La potencia vende autos, pero las carreras las gana el torque

Por Federico Kirbus
Publicado originalmente en Retrovisiones.com

Ocurrió en los años noventa. La prensa “especializada” no sabía ofrecer al público lector nada mejor como presunta fija para las carreras que los valores de la potencia que generaba este Fórmula Uno o aquél otro, para que cualquiera dedujera las perspectivas de éxito de cada candidato.

Los fabricantes mentían y mentían… Ofrecían valores exagerados, o bien escondían la verdad: 600, 700, 800 HP. A nadie le gusta que le miren las barajas.

Ante esto, un buen día decidí publicar en el semanario suizo Revue Automobile un comentario donde hacía el siguiente razonamiento: que en todo caso era Monza (y en otra época hubiese sido Avus), donde lo que contaba de verdad era la potencia, por las rectas interminables.

Pero que en otros circuitos trabados era el par motor lo que valía mucho más que los HP. Y formulé este esbozo: entre tantas subidas y tramos cortos con aceleración, en Montecarlo en un 60% del recorrido lo que importaba (y se utilizaba) era el torque, y sólo en el resto, el output.

¡Para qué! Se entabló a raíz de esto una discusión a nivel internacional en la que intervino incluso Mario Illien, el de los motores Ilmor.
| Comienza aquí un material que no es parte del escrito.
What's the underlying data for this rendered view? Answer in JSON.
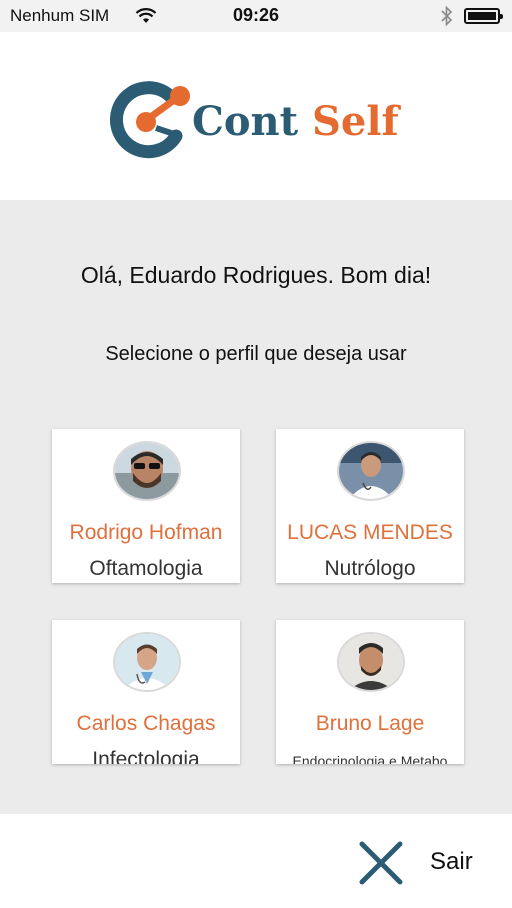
{
  "status_bar": {
    "carrier": "Nenhum SIM",
    "time": "09:26",
    "icons": [
      "wifi-icon",
      "bluetooth-icon",
      "battery-icon"
    ]
  },
  "header": {
    "logo_text_primary": "Cont",
    "logo_text_secondary": "Self",
    "brand_colors": {
      "primary": "#2b5c74",
      "accent": "#e46a30"
    }
  },
  "main": {
    "greeting": "Olá, Eduardo Rodrigues. Bom dia!",
    "instruction": "Selecione o perfil que deseja usar",
    "profiles": [
      {
        "name": "Rodrigo Hofman",
        "specialty": "Oftamologia"
      },
      {
        "name": "LUCAS MENDES",
        "specialty": "Nutrólogo"
      },
      {
        "name": "Carlos Chagas",
        "specialty": "Infectologia"
      },
      {
        "name": "Bruno Lage",
        "specialty": "Endocrinologia e Metabo"
      }
    ]
  },
  "footer": {
    "exit_label": "Sair",
    "exit_icon": "close-icon"
  }
}
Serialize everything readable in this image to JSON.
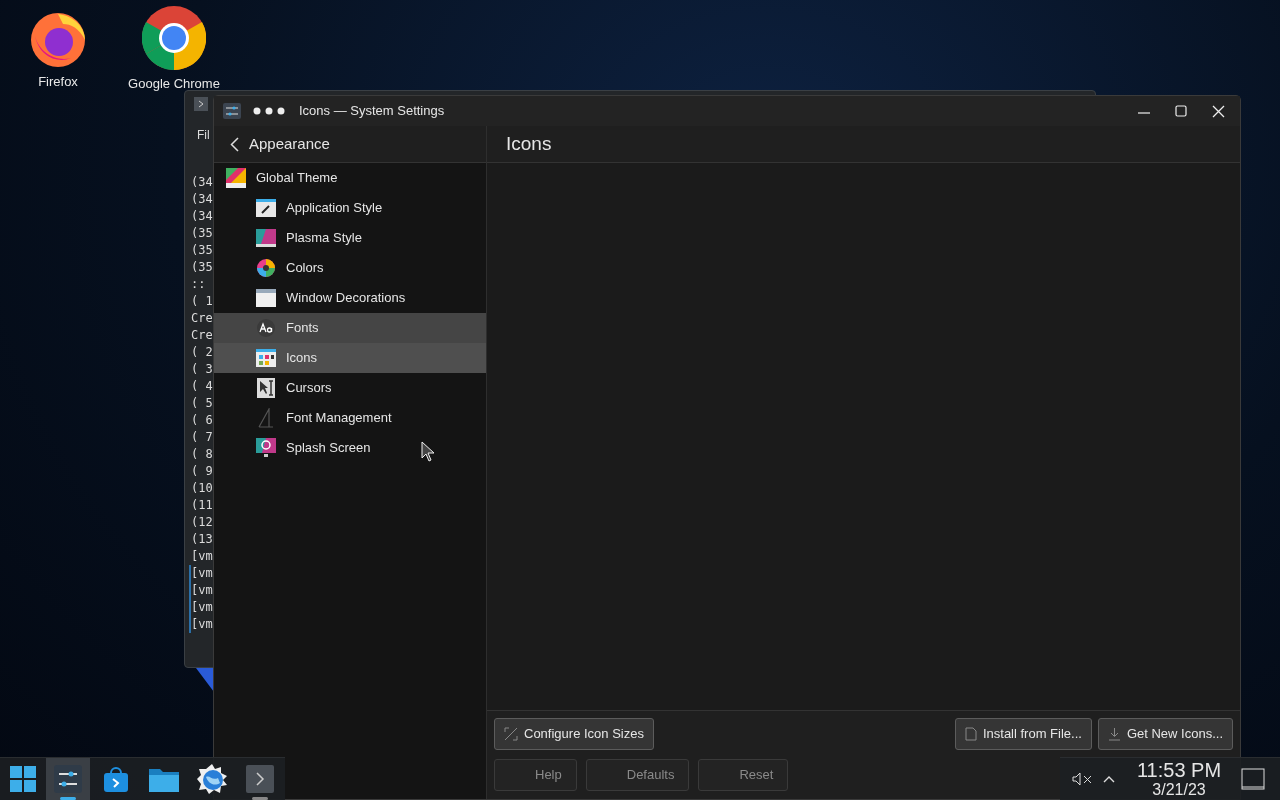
{
  "desktop_icons": [
    {
      "label": "Firefox"
    },
    {
      "label": "Google Chrome"
    }
  ],
  "terminal_window": {
    "menu": "Fil",
    "lines": [
      "(34",
      "(34",
      "(34",
      "(35",
      "(35",
      "(35",
      "::",
      "( 1",
      "Cre",
      "Cre",
      "( 2",
      "( 3",
      "( 4",
      "( 5",
      "( 6",
      "( 7",
      "( 8",
      "( 9",
      "(10",
      "(11",
      "(12",
      "(13",
      "[vm",
      "[vm",
      "[vm",
      "[vm",
      "[vm"
    ]
  },
  "settings_window": {
    "title": "Icons — System Settings",
    "sidebar": {
      "header": "Appearance",
      "items": [
        {
          "label": "Global Theme",
          "selected": false,
          "hovered": false,
          "children": [
            {
              "label": "Application Style",
              "selected": false,
              "hovered": false
            },
            {
              "label": "Plasma Style",
              "selected": false,
              "hovered": false
            },
            {
              "label": "Colors",
              "selected": false,
              "hovered": false
            },
            {
              "label": "Window Decorations",
              "selected": false,
              "hovered": false
            },
            {
              "label": "Fonts",
              "selected": false,
              "hovered": true
            },
            {
              "label": "Icons",
              "selected": true,
              "hovered": false
            },
            {
              "label": "Cursors",
              "selected": false,
              "hovered": false
            },
            {
              "label": "Font Management",
              "selected": false,
              "hovered": false
            },
            {
              "label": "Splash Screen",
              "selected": false,
              "hovered": false
            }
          ]
        }
      ]
    },
    "page": {
      "title": "Icons",
      "left_buttons": [
        {
          "label": "Configure Icon Sizes",
          "disabled": false
        }
      ],
      "right_buttons": [
        {
          "label": "Install from File...",
          "disabled": false
        },
        {
          "label": "Get New Icons...",
          "disabled": false
        }
      ],
      "footer_buttons": [
        {
          "label": "Help",
          "disabled": true
        },
        {
          "label": "Defaults",
          "disabled": true
        },
        {
          "label": "Reset",
          "disabled": true
        }
      ]
    }
  },
  "taskbar": {
    "tasks": [
      {
        "selected": true,
        "open": true
      },
      {
        "selected": false,
        "open": false
      },
      {
        "selected": false,
        "open": false
      },
      {
        "selected": false,
        "open": false
      },
      {
        "selected": false,
        "open": true
      }
    ],
    "clock": {
      "time": "11:53 PM",
      "date": "3/21/23"
    }
  }
}
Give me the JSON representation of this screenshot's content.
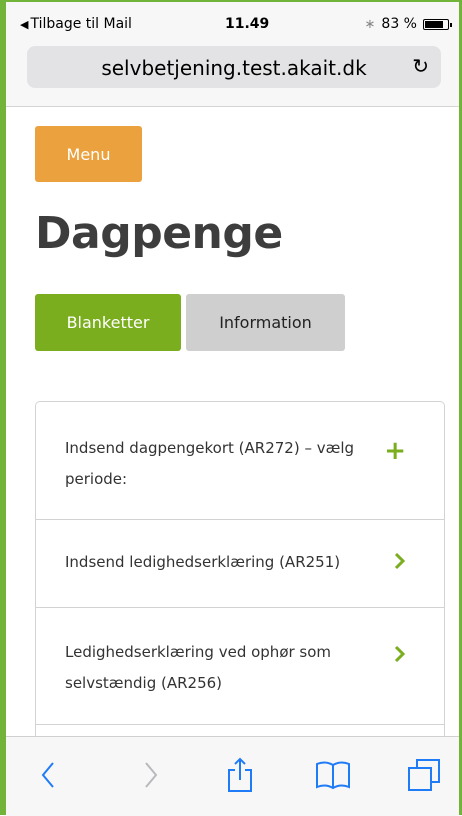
{
  "status_bar": {
    "back_label": "Tilbage til Mail",
    "time": "11.49",
    "battery_percent": "83 %",
    "battery_level": 0.83
  },
  "browser": {
    "url": "selvbetjening.test.akait.dk"
  },
  "page": {
    "menu_label": "Menu",
    "title": "Dagpenge",
    "tabs": [
      {
        "label": "Blanketter",
        "active": true
      },
      {
        "label": "Information",
        "active": false
      }
    ],
    "items": [
      {
        "label": "Indsend dagpengekort (AR272) – vælg periode:",
        "icon": "plus-icon"
      },
      {
        "label": "Indsend ledighedserklæring (AR251)",
        "icon": "chevron-right-icon"
      },
      {
        "label": "Ledighedserklæring ved ophør som selvstændig (AR256)",
        "icon": "chevron-right-icon"
      }
    ]
  },
  "colors": {
    "accent_green": "#7bae1e",
    "menu_orange": "#eba23e",
    "ios_blue": "#1f7bf6"
  }
}
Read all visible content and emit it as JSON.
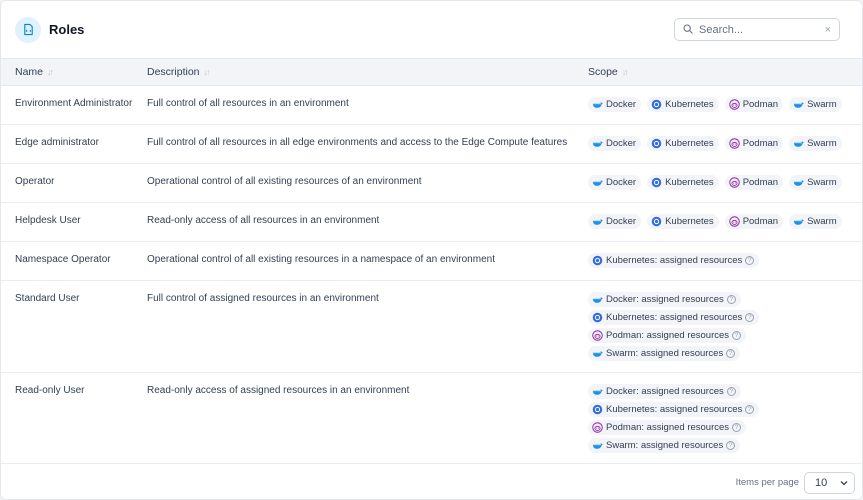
{
  "header": {
    "title": "Roles",
    "search_placeholder": "Search...",
    "clear": "×"
  },
  "columns": {
    "name": "Name",
    "description": "Description",
    "scope": "Scope",
    "sort_glyph": "↓↑"
  },
  "scope_labels": {
    "docker": "Docker",
    "kubernetes": "Kubernetes",
    "podman": "Podman",
    "swarm": "Swarm",
    "docker_assigned": "Docker: assigned resources",
    "kubernetes_assigned": "Kubernetes: assigned resources",
    "podman_assigned": "Podman: assigned resources",
    "swarm_assigned": "Swarm: assigned resources",
    "help_glyph": "?"
  },
  "rows": [
    {
      "name": "Environment Administrator",
      "description": "Full control of all resources in an environment"
    },
    {
      "name": "Edge administrator",
      "description": "Full control of all resources in all edge environments and access to the Edge Compute features"
    },
    {
      "name": "Operator",
      "description": "Operational control of all existing resources of an environment"
    },
    {
      "name": "Helpdesk User",
      "description": "Read-only access of all resources in an environment"
    },
    {
      "name": "Namespace Operator",
      "description": "Operational control of all existing resources in a namespace of an environment"
    },
    {
      "name": "Standard User",
      "description": "Full control of assigned resources in an environment"
    },
    {
      "name": "Read-only User",
      "description": "Read-only access of assigned resources in an environment"
    }
  ],
  "footer": {
    "items_per_page_label": "Items per page",
    "items_per_page_value": "10",
    "chevron": "⌄"
  },
  "colors": {
    "docker": "#1d91e6",
    "kubernetes": "#326ce5",
    "podman": "#892ca0",
    "accent_bg": "#e0f2fe"
  }
}
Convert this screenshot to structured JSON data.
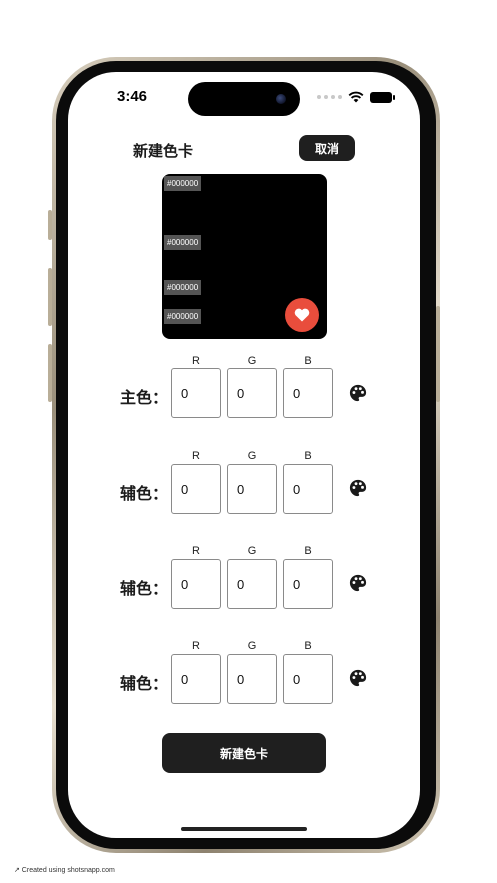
{
  "status_bar": {
    "time": "3:46"
  },
  "header": {
    "title": "新建色卡",
    "cancel_label": "取消"
  },
  "preview": {
    "background": "#000000",
    "hex_tags": [
      "#000000",
      "#000000",
      "#000000",
      "#000000"
    ],
    "favorite_color": "#e94d3c"
  },
  "channels": [
    "R",
    "G",
    "B"
  ],
  "color_rows": [
    {
      "label": "主色：",
      "r": "0",
      "g": "0",
      "b": "0"
    },
    {
      "label": "辅色：",
      "r": "0",
      "g": "0",
      "b": "0"
    },
    {
      "label": "辅色：",
      "r": "0",
      "g": "0",
      "b": "0"
    },
    {
      "label": "辅色：",
      "r": "0",
      "g": "0",
      "b": "0"
    }
  ],
  "submit_label": "新建色卡",
  "credit": "↗ Created using shotsnapp.com"
}
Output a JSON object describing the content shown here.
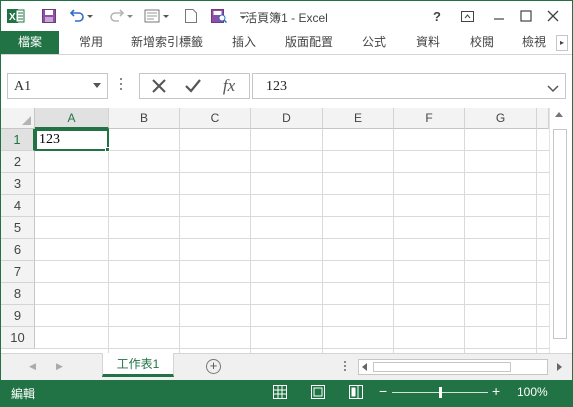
{
  "title_bar": {
    "title": "活頁簿1 - Excel",
    "help_label": "?",
    "qat_icons": [
      "excel-logo-icon",
      "save-icon",
      "undo-icon",
      "redo-icon",
      "form-icon",
      "new-document-icon",
      "print-preview-icon",
      "customize-qat-icon"
    ],
    "window_buttons": [
      "help-icon",
      "ribbon-display-options-icon",
      "minimize-icon",
      "restore-icon",
      "close-icon"
    ]
  },
  "ribbon": {
    "tabs": [
      {
        "label": "檔案"
      },
      {
        "label": "常用"
      },
      {
        "label": "新增索引標籤"
      },
      {
        "label": "插入"
      },
      {
        "label": "版面配置"
      },
      {
        "label": "公式"
      },
      {
        "label": "資料"
      },
      {
        "label": "校閱"
      },
      {
        "label": "檢視"
      }
    ]
  },
  "formula_bar": {
    "name_box_value": "A1",
    "formula_value": "123",
    "fx_label": "fx"
  },
  "grid": {
    "columns": [
      "A",
      "B",
      "C",
      "D",
      "E",
      "F",
      "G"
    ],
    "rows": [
      "1",
      "2",
      "3",
      "4",
      "5",
      "6",
      "7",
      "8",
      "9",
      "10"
    ],
    "active_column": "A",
    "active_row": "1",
    "cell_a1_value": "123"
  },
  "sheet_bar": {
    "sheet_tab_label": "工作表1",
    "add_sheet_label": "+"
  },
  "status_bar": {
    "mode": "編輯",
    "zoom_level": "100%"
  },
  "colors": {
    "accent": "#217346",
    "header_bg": "#f3f3f3",
    "grid_line": "#dadada"
  }
}
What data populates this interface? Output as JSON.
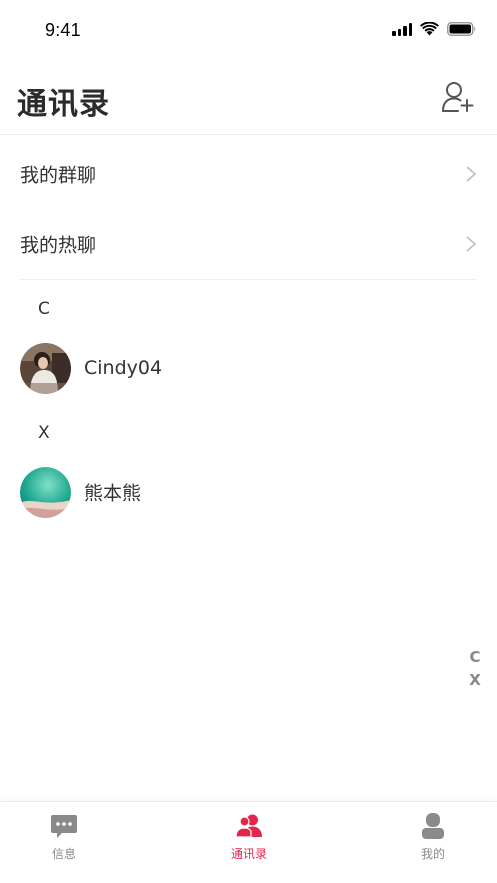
{
  "status_bar": {
    "time": "9:41"
  },
  "nav": {
    "title": "通讯录",
    "add_icon": "add-user-icon"
  },
  "menu": [
    {
      "label": "我的群聊"
    },
    {
      "label": "我的热聊"
    }
  ],
  "sections": [
    {
      "letter": "C",
      "contacts": [
        {
          "name": "Cindy04"
        }
      ]
    },
    {
      "letter": "X",
      "contacts": [
        {
          "name": "熊本熊"
        }
      ]
    }
  ],
  "index_bar": [
    "C",
    "X"
  ],
  "tabs": [
    {
      "label": "信息",
      "icon": "chat-icon",
      "active": false
    },
    {
      "label": "通讯录",
      "icon": "contacts-icon",
      "active": true
    },
    {
      "label": "我的",
      "icon": "profile-icon",
      "active": false
    }
  ],
  "colors": {
    "accent": "#e5264c",
    "inactive": "#8a8a8a"
  }
}
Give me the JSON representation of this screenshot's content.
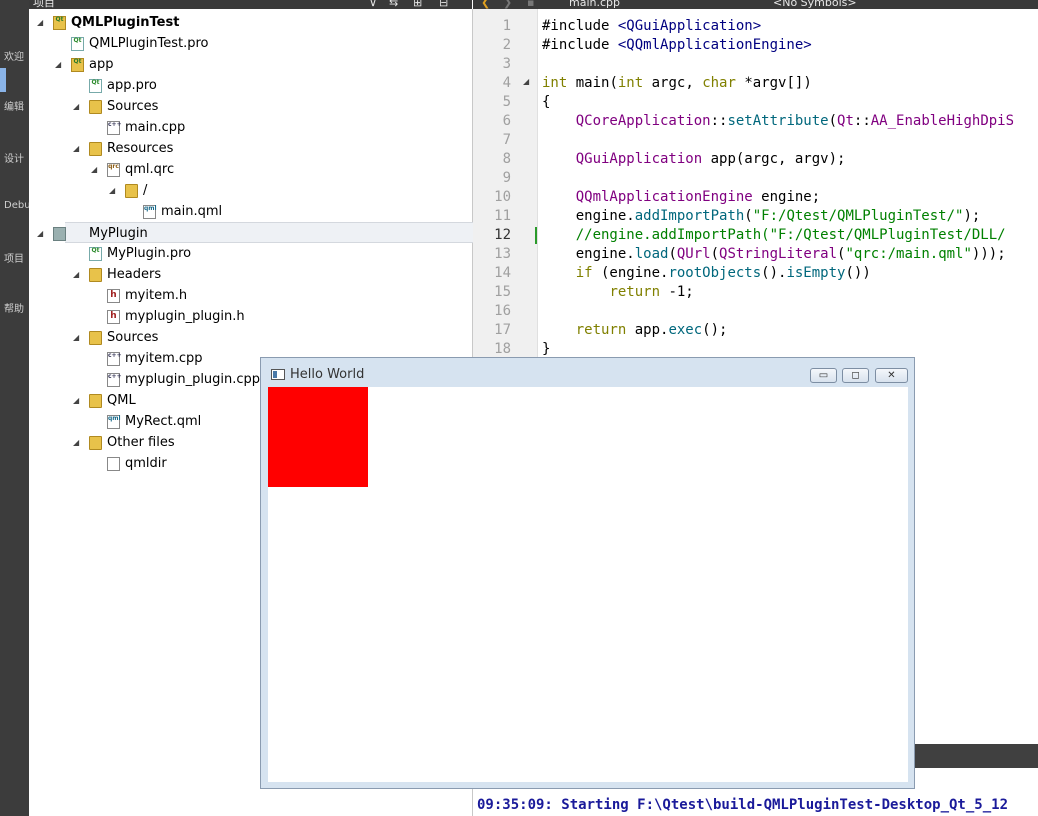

El propio jefe de la Ilmor Engineering, en Brixworth, Northamptonshire, de origen suizo, respondió a mi posición con un statement que dejó boquiabiertos aún a los más versados.

Partiendo del viejo principio de que para acelerar y trepar se requiere tiro de llanta, verbigracia torque, y que sólo para mantener y conservar la velocidad máxima hace falta potencia o HP, Illien formuló un planteo que sorprendía incluso a expertos.

Y es que en una pista cerrada y ondulada como Mónaco (el viejo Nürburgring o Spa-Francorchamps son casos similares), la potencia real y efectiva se llegaba a utilizar apenas entre un tres y un cuatro por ciento de la distancia total por vuelta.

Es decir que en los 3.340 metros de desarrollo en la calesita de Mónaco la potencia que tanto se exaltaba y se citaba en los vaticinios, ¡sólo se aplicaba plenamente en un tramo de entre cien y 120 metros!

El resto, pura aceleración o tiro de llanta para trepar por las rampas. El aserto vale aún hoy, como lo fue desde los orígenes del automovilismo. En definitiva la potencia, tan exaltada en la folletería, es una magnitud de escaso valor práctico.

En la actualidad ya nadie consigna los HP en el circo de la Fórmula Uno. En todo caso las predicciones de los señores comentaristas se centran ahora en las centésimas y milésimas de segundo que Fulano le sacó de ventaja a Mengano.

Lo cual también es un sinsentido, simplemente porque nadie puede imaginar cuánto -qué distancia- representa una fracción de tiempo tan pequeña.

Por ejemplo, cuando en una clasificación reciente Sebastian Vettel aventajó a Fernando Alonso por dos milésimas: ¿cuánto representaba? En el terreno significaba que el alemán se le había adelantado al español por un margen de doce -sí, 12- centímetros.

Es poco, verdad, pero es un dato ilustrativo y en todo caso basta en cualquier carrera de caballos para adjudicarle a Botafogo un claro triunfo por casi una cabeza sobre Yatasto.

Dijo entonces Hijitus tras querer saber qué hacía el viento cuando no soplaba:

-Ay, papá, ¿pero por qué no hacen correr entonces máquinas de vapor o eléctricas, que entregan su máximo torque al momento de acelerar?

-Ya ves, figlio mío, algo así ya había preguntado un jeque árabe a Giovanni Canestrini en el circuito de Trípolis, en 1939, sorprendido al verlos cruzar tan rápido frente al palco: ‘¿Por qué pasan de nuevo por el mismo lugar?’

El torque, según la sesuda explicación de Mario Illien. Mejor leer a Kirbus.